Summary
- Francis Ford Coppola screened his latest film to major studio heads, hoping for mainstream distribution and a big marketing campaign. Reactions were not great.
- The film is a complex love story with deep philosophical themes, but distributors are skeptical about its commercial potential and market positioning.
- Coppola’s recent films have been non-commercial and experimental, leaving distributors unsure about how to handle his latest project,
Megalopolis
.
Francis Ford Coppola, the brilliant director of The Godfather and Apocalypse Now, screened his latest, largely self-financed film, Megalopolis, to studio heads on March 28, such as Donna Langley of Universal, Netflix’s Ted Sarandos, and Tom Rothman of Sony. He’s looking for a unicorn — a mainstream distributor that can afford a massive marketing campaign for what is, for all intents and purposes, a giant art film. Based on reactions from that screening, Coppola may be out of luck (though being considered ‘too risky’ for film studios in 2024 is a veritable badge of honor in this culture).
Various outlets have collected the largely anonymous responses from people who were at the screening for the film, which Coppola describes as follows: “It’s a love story. A woman is divided between loyalties to two men. But not only two men. Each man comes with a philosophical principle.” He elaborates :
“One is her father who raised her, who taught her Latin on his lap and is devoted to a much more classical view of society, the Marcus Aurelius kind of view. The other one, who is the lover, is the enemy of the father but is dedicated to a much more progressive ‘Let’s leap into the future, let’s leap over all of this garbage that has contaminated humanity for 10,000 years. Let’s find what we really are, which are an enlightened, friendly, joyous species.”
While Puck has already reported one viewer commenting on “how unflinching in how batsh*t it is” and that it has “zero commercial prospects,” The Hollywood Reporter has now published different reactions to the film from distributors, with people saying:
- “There is just no way to position this movie.”
- “Everyone is rooting for Francis and feels nostalgic. But then there is the business side of things.”
- “I find it hard to believe any distributor would put up cash money and stay in first position to recoup the P&A as well as their distribution fee.”
- “How do you define commercial? You look at movie like Blade Runner and it became so much more commercial than on opening weekend.”

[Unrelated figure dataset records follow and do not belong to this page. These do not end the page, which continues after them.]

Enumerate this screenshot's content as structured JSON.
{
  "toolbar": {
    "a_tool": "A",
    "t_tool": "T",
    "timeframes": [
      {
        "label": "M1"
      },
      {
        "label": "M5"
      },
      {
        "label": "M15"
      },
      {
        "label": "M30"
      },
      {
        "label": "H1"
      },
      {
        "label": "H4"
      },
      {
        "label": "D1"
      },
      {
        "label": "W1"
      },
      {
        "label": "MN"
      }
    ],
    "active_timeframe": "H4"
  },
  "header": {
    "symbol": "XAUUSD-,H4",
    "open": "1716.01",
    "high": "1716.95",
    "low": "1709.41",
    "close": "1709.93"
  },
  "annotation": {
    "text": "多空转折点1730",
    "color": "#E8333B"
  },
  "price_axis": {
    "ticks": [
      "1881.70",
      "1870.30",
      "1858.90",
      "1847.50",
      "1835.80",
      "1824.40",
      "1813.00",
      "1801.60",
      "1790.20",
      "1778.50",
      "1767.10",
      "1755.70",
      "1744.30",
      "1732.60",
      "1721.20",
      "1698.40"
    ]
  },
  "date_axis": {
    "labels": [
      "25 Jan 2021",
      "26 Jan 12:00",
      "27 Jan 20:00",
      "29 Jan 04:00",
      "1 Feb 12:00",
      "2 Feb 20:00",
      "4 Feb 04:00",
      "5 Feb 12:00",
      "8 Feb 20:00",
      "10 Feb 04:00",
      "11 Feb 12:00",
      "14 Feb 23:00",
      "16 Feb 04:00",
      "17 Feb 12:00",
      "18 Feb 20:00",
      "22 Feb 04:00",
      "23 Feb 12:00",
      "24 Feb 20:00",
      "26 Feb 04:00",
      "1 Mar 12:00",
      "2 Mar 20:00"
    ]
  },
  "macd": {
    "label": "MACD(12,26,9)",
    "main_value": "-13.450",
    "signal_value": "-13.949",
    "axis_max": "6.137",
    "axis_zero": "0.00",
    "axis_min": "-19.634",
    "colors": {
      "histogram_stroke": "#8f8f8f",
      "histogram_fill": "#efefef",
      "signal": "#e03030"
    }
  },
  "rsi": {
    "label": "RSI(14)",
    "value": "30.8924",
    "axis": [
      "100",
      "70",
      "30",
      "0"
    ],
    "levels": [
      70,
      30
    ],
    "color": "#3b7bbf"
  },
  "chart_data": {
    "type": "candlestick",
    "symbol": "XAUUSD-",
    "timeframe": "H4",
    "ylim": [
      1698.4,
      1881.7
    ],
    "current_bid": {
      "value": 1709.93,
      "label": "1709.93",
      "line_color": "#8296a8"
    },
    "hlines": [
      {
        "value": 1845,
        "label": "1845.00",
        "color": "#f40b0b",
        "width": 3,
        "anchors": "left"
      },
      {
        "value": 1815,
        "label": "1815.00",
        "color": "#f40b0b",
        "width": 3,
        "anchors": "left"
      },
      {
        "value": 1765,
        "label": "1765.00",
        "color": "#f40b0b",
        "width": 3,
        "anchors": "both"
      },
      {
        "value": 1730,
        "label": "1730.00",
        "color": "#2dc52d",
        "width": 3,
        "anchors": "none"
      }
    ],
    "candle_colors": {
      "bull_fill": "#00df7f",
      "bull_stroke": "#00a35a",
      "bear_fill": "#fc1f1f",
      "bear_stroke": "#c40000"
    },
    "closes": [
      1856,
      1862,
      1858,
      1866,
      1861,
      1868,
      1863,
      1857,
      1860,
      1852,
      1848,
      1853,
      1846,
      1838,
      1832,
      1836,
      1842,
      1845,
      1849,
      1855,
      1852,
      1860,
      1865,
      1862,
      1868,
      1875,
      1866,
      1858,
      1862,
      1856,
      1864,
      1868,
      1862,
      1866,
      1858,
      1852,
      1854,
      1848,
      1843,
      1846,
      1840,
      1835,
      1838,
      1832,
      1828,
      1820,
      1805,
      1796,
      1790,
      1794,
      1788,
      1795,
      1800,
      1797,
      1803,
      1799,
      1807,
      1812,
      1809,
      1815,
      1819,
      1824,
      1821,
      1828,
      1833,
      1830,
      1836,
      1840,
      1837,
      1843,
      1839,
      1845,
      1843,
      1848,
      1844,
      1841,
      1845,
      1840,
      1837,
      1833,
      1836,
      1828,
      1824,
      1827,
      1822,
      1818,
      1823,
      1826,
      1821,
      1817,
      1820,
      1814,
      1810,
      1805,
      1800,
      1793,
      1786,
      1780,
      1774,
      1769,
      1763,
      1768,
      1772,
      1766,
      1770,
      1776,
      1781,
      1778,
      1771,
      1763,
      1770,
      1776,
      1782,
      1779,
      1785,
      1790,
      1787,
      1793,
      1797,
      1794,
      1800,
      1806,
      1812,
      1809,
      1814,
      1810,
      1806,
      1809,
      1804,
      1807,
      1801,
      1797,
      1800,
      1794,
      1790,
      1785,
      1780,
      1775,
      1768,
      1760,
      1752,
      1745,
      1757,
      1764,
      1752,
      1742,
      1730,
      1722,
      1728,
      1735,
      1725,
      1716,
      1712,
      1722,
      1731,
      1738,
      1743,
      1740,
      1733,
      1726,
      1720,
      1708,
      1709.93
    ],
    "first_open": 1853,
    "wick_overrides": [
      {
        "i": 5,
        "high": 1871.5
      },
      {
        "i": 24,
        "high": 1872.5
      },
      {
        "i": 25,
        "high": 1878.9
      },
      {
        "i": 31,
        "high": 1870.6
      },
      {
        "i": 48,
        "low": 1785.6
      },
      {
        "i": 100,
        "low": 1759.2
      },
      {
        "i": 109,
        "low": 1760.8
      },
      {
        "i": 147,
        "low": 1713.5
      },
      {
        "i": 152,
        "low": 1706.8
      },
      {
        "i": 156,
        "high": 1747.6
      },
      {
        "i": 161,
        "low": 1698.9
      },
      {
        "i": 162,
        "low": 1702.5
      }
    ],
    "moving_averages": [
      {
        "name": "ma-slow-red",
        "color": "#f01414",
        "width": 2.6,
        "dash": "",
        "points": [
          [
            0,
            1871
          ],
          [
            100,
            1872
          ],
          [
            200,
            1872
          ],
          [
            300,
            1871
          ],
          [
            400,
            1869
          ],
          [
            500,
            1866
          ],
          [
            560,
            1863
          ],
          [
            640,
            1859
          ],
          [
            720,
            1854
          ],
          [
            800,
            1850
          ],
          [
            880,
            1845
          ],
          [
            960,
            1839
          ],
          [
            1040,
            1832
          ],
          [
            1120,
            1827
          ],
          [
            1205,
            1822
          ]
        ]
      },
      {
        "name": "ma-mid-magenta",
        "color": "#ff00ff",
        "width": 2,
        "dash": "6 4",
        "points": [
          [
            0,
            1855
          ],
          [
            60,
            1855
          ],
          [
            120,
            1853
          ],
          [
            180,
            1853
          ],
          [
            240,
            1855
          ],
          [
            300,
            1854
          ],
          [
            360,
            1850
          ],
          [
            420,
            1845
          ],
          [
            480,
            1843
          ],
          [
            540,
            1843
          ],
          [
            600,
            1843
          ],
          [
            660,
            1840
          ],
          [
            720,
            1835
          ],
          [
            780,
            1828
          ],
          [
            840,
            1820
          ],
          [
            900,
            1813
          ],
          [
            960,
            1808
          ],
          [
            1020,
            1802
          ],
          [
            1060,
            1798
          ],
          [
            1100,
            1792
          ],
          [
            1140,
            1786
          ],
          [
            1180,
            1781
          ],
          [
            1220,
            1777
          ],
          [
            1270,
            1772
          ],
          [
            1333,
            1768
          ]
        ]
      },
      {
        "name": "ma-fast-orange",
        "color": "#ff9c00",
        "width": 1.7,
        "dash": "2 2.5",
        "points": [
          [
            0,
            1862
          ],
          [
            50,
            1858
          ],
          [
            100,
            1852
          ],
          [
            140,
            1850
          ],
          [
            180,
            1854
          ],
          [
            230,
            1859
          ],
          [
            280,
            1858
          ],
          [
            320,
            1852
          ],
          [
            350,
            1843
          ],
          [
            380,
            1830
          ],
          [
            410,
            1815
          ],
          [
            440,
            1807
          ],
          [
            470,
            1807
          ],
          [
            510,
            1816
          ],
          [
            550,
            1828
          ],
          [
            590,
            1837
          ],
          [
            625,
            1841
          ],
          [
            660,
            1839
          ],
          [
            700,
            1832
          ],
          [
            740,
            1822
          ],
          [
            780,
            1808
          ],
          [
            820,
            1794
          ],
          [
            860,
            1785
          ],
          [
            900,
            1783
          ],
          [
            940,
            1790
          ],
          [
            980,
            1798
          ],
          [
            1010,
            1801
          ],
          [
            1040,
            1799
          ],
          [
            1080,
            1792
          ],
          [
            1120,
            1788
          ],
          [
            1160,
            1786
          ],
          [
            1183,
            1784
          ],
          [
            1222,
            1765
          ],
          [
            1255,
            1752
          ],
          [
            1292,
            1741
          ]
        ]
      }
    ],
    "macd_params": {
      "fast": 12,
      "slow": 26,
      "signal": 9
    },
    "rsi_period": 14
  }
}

- “It’s so not good, and it was so sad watching it. Anybody who puts P&A behind it, you’re going to lose money. This is not how Coppola should end his directing career.”
2:10
Francis Ford Coppola Reveals First Look at His Sci-Fi Epic Megalopolis
Francis Ford Coppola has at last revealed our first look at his dream project, Megalopolis, starring Adam Driver.
What Did People Expect from Francis Ford Coppola?
It’s interesting that anyone would’ve thought Coppola’s self-financed epic would be straightforward and easily accessible to the mainstream. Firstly, films like The Godfather, The Conversation, and Apocalypse Now were born of a certain moment; in today’s superhero-saturated cinematic landscape, they’d barely break through, or probably wouldn’t be financed to begin with. Second, ever since the 1980s and the death of the auteur movement in Hollywood, Coppola’s vision has hardly been commercial, give or take The Outsiders and Peggy Sue Got Married. Great films like One from the Heart, The Cotton Club, and Rumble Fish were financial disasters.
Plus, have they even seen a Coppola film this century? He’s decidedly anti-commercial. A decade after making his last film of the 20th century, The Rainmaker, Coppola completely reinvented himself as an indie experimentalist. He gave up the pursuit of big budgets and complicated filming schedules for more avant-garde happenings. This resulted in three daring, wonderful but underrated films between 2007 and 2011 — Youth Without Youth, Tetro, and Twixt. Though the films had some big stars (Tim Roth, Vincent Gallo, Elle Fanning, Val Kilmer, Bruce Dern) and gorgeous visuals (from cinematographer Mihai Mălaimare Jr.), they were largely shunned by critics and almost completely inaccessible to audiences.
So we’re not sure what distributors expected, but we are hoping for some brave financier who truly cares about cinema to come along and distribute and promote Megalopolis. Coppola has done enough hard work — let’s reward him.